И в тоне, и голосе его уже не было и сотой доли той любезности, с которой говорил он с Брунхильдой.

– Неужто опять жалобщики вам докучают? – не стал притворяться Волков.

– Третий день вижу их в доме своем, – чуть не сквозь зубы проговорил граф. Он остановился и повторил многозначительно: – Третий день. В городе праздник, а я по вашей милости должен лицезреть эти постные физиономии и слушать причитания этих… господ. – Последнее слово он произнес именно с тем выражением лица, с каким чистокровный аристократ и должен говорить о наглой черни, что вдруг решила зваться «господами». – Что там произошло у вас с ними? Отчего вы не пускаете плавать их по реке?

– Людишек со мной пришло немало, люди ратные, проверенные, господину герцогу всегда пригодны будут. Так вот решили они рыбу ловить, ловят только на своей стороне реки, на чужую не лезут. Так эти сплавщики леса им по сетям раз за разом ездят. Сети рвут. Я просил соседей только об одном – плавать по своей стороне реки. И более ничего.

– А деньги? Деньги с них брать намеревались.

– Так предложил им, предложил брать по самой скромности. Не от корысти, а на пропитание людишкам своим. Талер с плота, раз хотят по моей стороне реки плавать.

– Я так и знал! – Граф погрозил ему пальцем. – Я так и знал. Пойдемте, я как вас увидал, так сразу понял, что ждать мне хлопот от вас. Ждать хлопот. Не из тех вы, что смирно себя ведут, вы так и будете задирать соседей. На лице у вас то написано.

Волков молчал, а граф фон Мален продолжил:

– Помните, о чем вас канцлер просил?

– Помню. Блюсти мир.

– Я не напрасно вам про канцлера напомнил, скажу вам по секрету, что лучше разозлить самого нашего курфюрста, да продлит Господь его лета, чем его канцлера. Канцлер не спустит и не забудет, такой он человек. Еще раз спрашиваю вас, не устроите ли вы нам войну?
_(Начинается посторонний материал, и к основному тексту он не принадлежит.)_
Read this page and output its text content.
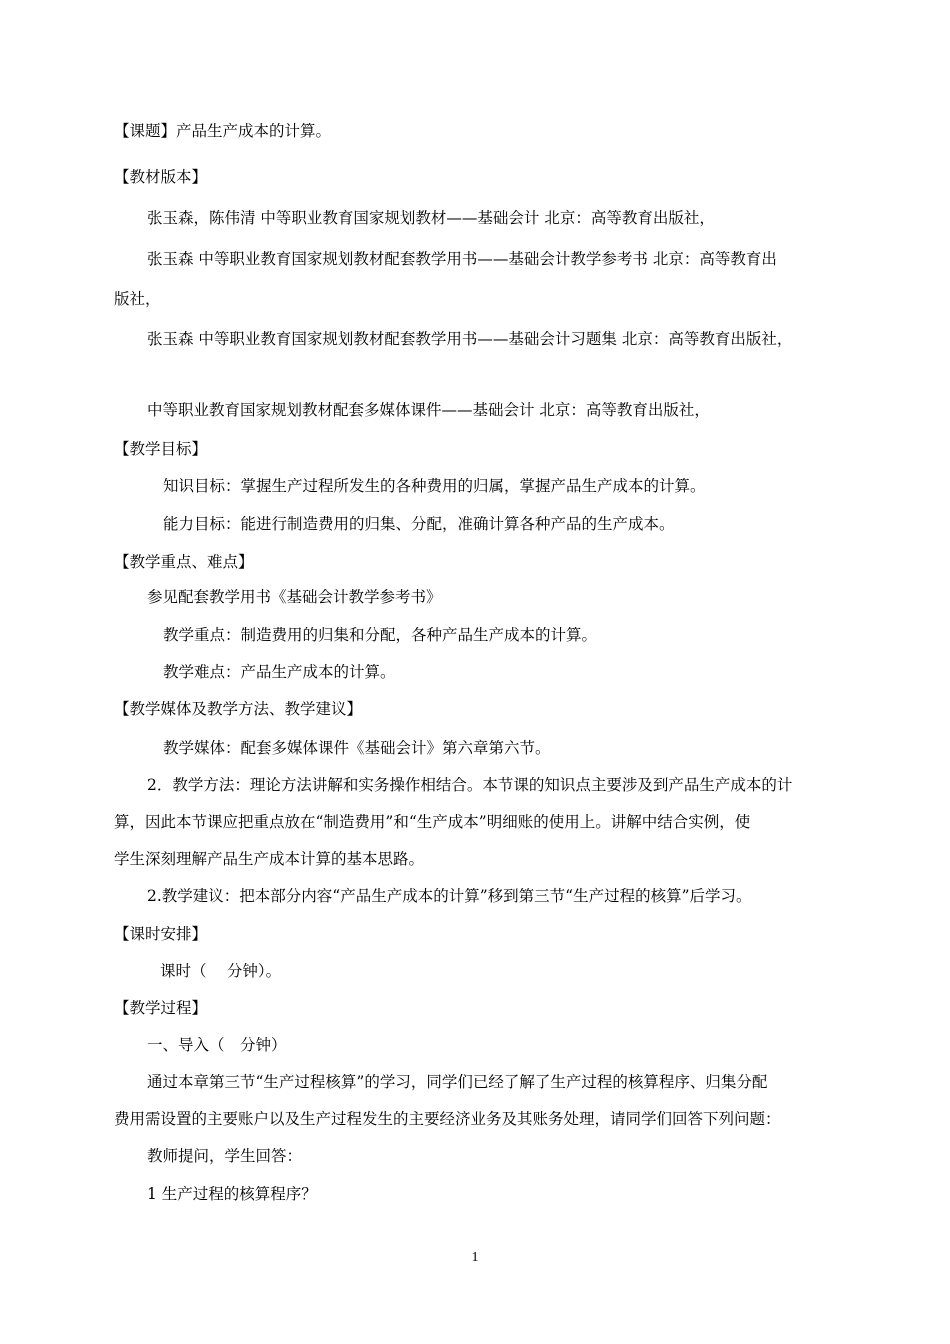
【课题】产品生产成本的计算。
【教材版本】
张玉森，陈伟清 中等职业教育国家规划教材——基础会计 北京：高等教育出版社，
张玉森 中等职业教育国家规划教材配套教学用书——基础会计教学参考书 北京：高等教育出
版社，
张玉森 中等职业教育国家规划教材配套教学用书——基础会计习题集 北京：高等教育出版社，
中等职业教育国家规划教材配套多媒体课件——基础会计 北京：高等教育出版社，
【教学目标】
知识目标：掌握生产过程所发生的各种费用的归属，掌握产品生产成本的计算。
能力目标：能进行制造费用的归集、分配，准确计算各种产品的生产成本。
【教学重点、难点】
参见配套教学用书《基础会计教学参考书》
教学重点：制造费用的归集和分配，各种产品生产成本的计算。
教学难点：产品生产成本的计算。
【教学媒体及教学方法、教学建议】
教学媒体：配套多媒体课件《基础会计》第六章第六节。
2．教学方法：理论方法讲解和实务操作相结合。本节课的知识点主要涉及到产品生产成本的计
算，因此本节课应把重点放在“制造费用”和“生产成本”明细账的使用上。讲解中结合实例，使
学生深刻理解产品生产成本计算的基本思路。
2.教学建议：把本部分内容“产品生产成本的计算”移到第三节“生产过程的核算”后学习。
【课时安排】
课时（　 分钟）。
【教学过程】
一、导入（　分钟）
通过本章第三节“生产过程核算”的学习，同学们已经了解了生产过程的核算程序、归集分配
费用需设置的主要账户以及生产过程发生的主要经济业务及其账务处理，请同学们回答下列问题：
教师提问，学生回答：
1 生产过程的核算程序？
1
– Войны не будет, – заверил графа Волков. – Обещаю, коли яриться начнут, так я отступлю. Да и некому там сейчас воевать, тысяча человек из кантона на юг с королем ушли, воюют с нашим императором.

– Ах, вот как? Откуда сие известно?

– Известно сие наверняка. Люди были на том берегу. Знают.
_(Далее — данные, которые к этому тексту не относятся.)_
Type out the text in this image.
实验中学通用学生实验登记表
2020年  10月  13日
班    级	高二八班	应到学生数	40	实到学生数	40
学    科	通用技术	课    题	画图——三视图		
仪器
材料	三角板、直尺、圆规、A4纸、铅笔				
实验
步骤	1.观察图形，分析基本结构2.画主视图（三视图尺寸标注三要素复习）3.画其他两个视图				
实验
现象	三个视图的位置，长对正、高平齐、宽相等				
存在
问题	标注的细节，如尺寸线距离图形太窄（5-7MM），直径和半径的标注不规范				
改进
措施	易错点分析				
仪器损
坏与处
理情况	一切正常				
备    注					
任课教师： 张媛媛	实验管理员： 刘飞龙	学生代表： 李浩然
– Хорошо, но не доводите до войны, – сказал граф фон Мален и открыл дверь.

Они вошли в кабинет, где уже было трое господ. Все люди достойные, одного из них Волков уже видел. Тот самый господин, на губе которого была бородавка. Теперь имя его Волков расслышал и запомнил. То был не кто иной, как выборный глава Гильдии торговцев лесом, древесным углем и дегтем города Рюмикона, также был он еще и членом консулата кантона Брегген от того же города Рюмикона. Человек, видно, не последний, имя его было Вехнер.

Господа были злы и, судя по их лицам, не собирались идти на уступки.

– Все, чего прошу я, так это не рвать мне сети. Дать людям моим пропитание, – примирительно говорил Волков.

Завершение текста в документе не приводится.